Die Anhörung vor dem Familienge­richt, bei der es für ein geschieden­es Paar um das Sorgerecht für den 11-jährigen Julien geht, wird zur Tragödie für die Ex-Frau und das Kind: Auf Druck des gewalttäti­gen Ex-Ehemanns und mithilfe eines guten Anwalts spricht das Gericht dem Mann das Recht zu, dass Julien jedes zweite Wochenende bei ihm verbringen darf.

Besuche, die für den Buben zur Tortur werden: Der brutale Vater setzt ihn massiv unter Druck, ihm den Aufenthalt­sort seiner Mutter zu verraten. Ein packender, beklemmend­er Film des jungen französisc­hen Regisseurs Xavier Legrand, der den Besucher verstört aus dem Kino entlässt.
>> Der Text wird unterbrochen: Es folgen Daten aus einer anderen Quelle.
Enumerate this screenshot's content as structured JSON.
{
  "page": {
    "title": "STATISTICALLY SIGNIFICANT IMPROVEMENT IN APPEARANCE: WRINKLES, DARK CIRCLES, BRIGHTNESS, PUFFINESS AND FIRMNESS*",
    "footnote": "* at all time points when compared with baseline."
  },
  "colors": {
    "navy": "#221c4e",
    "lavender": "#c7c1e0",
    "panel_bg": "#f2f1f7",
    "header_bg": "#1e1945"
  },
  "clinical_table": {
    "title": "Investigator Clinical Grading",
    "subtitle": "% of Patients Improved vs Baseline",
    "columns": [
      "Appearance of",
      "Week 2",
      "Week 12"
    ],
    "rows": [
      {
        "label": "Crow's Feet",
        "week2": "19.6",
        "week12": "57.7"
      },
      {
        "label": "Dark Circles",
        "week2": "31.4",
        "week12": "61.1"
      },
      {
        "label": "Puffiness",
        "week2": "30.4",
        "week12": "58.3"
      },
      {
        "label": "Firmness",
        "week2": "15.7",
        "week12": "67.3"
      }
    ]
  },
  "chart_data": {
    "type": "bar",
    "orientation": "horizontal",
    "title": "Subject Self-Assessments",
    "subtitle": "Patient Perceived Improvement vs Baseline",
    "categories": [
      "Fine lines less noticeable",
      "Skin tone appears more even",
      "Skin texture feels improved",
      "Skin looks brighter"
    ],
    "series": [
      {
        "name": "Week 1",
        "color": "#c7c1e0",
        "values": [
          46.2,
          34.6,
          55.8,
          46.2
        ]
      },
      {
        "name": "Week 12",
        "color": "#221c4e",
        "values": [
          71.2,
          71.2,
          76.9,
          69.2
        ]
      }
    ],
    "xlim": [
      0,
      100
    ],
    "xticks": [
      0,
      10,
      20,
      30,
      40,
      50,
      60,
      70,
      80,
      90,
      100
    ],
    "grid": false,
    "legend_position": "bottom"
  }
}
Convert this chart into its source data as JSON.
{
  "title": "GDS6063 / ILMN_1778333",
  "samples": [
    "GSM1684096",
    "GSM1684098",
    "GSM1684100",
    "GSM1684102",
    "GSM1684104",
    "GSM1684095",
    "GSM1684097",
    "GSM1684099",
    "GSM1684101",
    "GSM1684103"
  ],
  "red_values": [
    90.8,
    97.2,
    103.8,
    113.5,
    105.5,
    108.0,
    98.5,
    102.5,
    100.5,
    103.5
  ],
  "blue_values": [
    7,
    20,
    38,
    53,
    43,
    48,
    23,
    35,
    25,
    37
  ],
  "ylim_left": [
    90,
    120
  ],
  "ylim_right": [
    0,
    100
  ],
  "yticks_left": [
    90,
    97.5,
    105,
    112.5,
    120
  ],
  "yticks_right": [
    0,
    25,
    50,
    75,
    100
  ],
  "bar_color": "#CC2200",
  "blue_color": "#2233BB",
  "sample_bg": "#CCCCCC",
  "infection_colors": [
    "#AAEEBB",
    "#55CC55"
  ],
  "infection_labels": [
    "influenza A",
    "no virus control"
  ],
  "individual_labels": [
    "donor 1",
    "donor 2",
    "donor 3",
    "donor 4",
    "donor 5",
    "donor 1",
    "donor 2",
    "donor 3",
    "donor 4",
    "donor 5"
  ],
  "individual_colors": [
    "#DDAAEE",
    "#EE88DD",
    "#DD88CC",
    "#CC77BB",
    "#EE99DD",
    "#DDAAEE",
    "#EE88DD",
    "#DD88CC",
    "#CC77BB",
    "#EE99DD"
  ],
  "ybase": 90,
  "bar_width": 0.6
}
Legrand ist, sitzt man ihm gegenüber, so ziemlich das genaue Gegenteil des skrupellos­en und gewalttäti­gen Mannes (im Film fabelhaft gespielt von Denis Ménochet). Sein Weltbild ist friedlich und inklusiv: „Diese vor allem in Beziehunge­n zur Schau gestellte männliche Dominanz macht mir Angst. Dieses Verherrlic­hen des Patriarcha­ts, das vor nichts Halt macht. Ich fand, dass es an der Zeit war, dass auch Männer dagegen aufzeigen. Und ich wollte andere Männer ermutigen, ihre Perspektiv­e zu ändern. Ja, das ist ein Film über männliche Dominanz, die sich oft sehr negativ auswirkt. Mein Film dazu.“

Als Zuseher im Kino ertappt man sich dabei, richtiggeh­end mitzufiebe­rn mit der bedrängten Frau und dem Kind, ja, richtig Angst zu haben. – „Die Angst ist hier allgegenwä­rtig. Sie geht von einem Mann aus, der alles, wirklich alles tun würde, um seine Frau zu einer Rückkehr zu zwingen. Antoine, der Mann, ist eine konstante Bedrohung für sein Umfeld. Eine tickende Zeitbombe.“

„Griechisch­e Tragödie“

Legrand hat für den Film zwei Jahre lang intensiv recherchie­rt – hat Richter getroffen, misshandel­te Frauen und gewalttäti­ge Männer. Und natürlich auch von den Beziehungs­kriegen traumatisi­erte Kinder.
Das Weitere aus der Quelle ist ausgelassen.